The lone bright spot: Egypt is faring better than most of its emerging market peers, EFG Hermes Head of Research Ahmed Shams Eldin told Hona Al Asema’s Reham Ibrahim. He pointed out that high foreign debt levels are the main challenge facing most EMs today, but said that Egypt’s debt levels — while still high — are within relatively safe bounds (watch, runtime: 2:36). You can watch the full interview here, runtime: 30:28.
The government is launching today a national campaign to treat Hepatitis C, which will take off in nine governorates in phaes one, among them South Sinai, Matrouh, Assiut, Portsaid, Alexandria, Beheira, Damietta, Fayoum and Qalubiya, Health Ministry spokesperson Khaled Megahed told Hona Al Asema. Mobile health clinics will be parked out in densely-populated areas to test people and positive patients will be transferred to the closest available facility for treatment at no charge, he added (watch here, runtime: 12: 41 and here, runtime: 13:28).
The first phase of the campaign will run through October and November, while the full program will take about seven months to complete, National Committee for Control of Viral Hepatitis member Yehia El Shazly told Masaa DMC (watch, runtime: 13:28). Authorities in Assiut are already calling on citizens to take the tests, according to Hona Al Asema’s reporter there (watch, runtime: 4:44). The initiative has received USD 262 mn in funding from the World Bank.

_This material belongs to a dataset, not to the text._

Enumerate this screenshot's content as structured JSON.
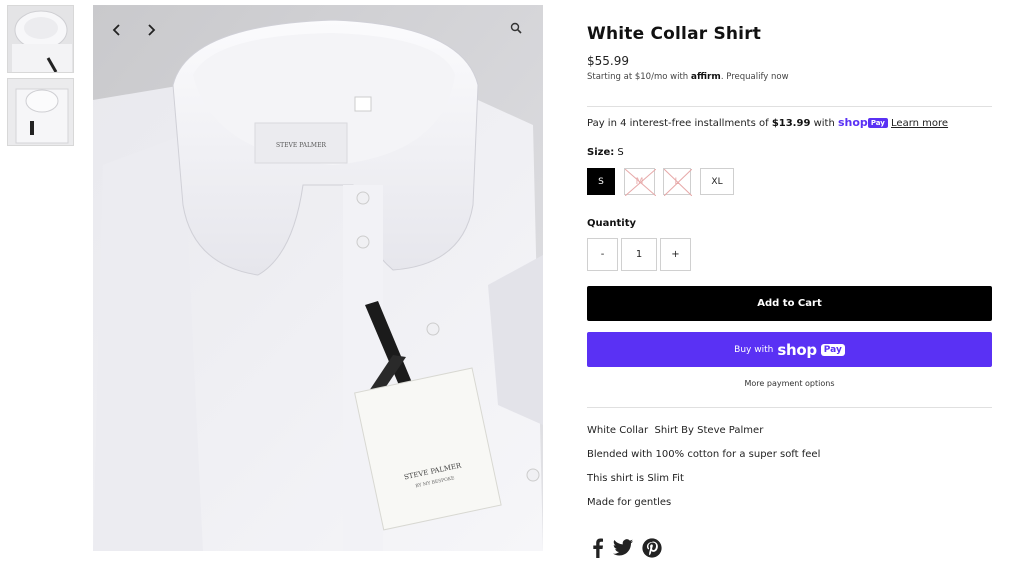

Egypt needs to add around 200k classrooms a year to its existing capacities but can only add about 20k currently, Education Minister Tarek Shawky told Amr Adib on El Hekaya, explaining that the government has been unable to keep up with population growth levels. Most public school classrooms house around 45 students on average, he added, noting that the overcrowding of classrooms is addressed in the government’s new educational reform strategy (watch, runtime: 5:40).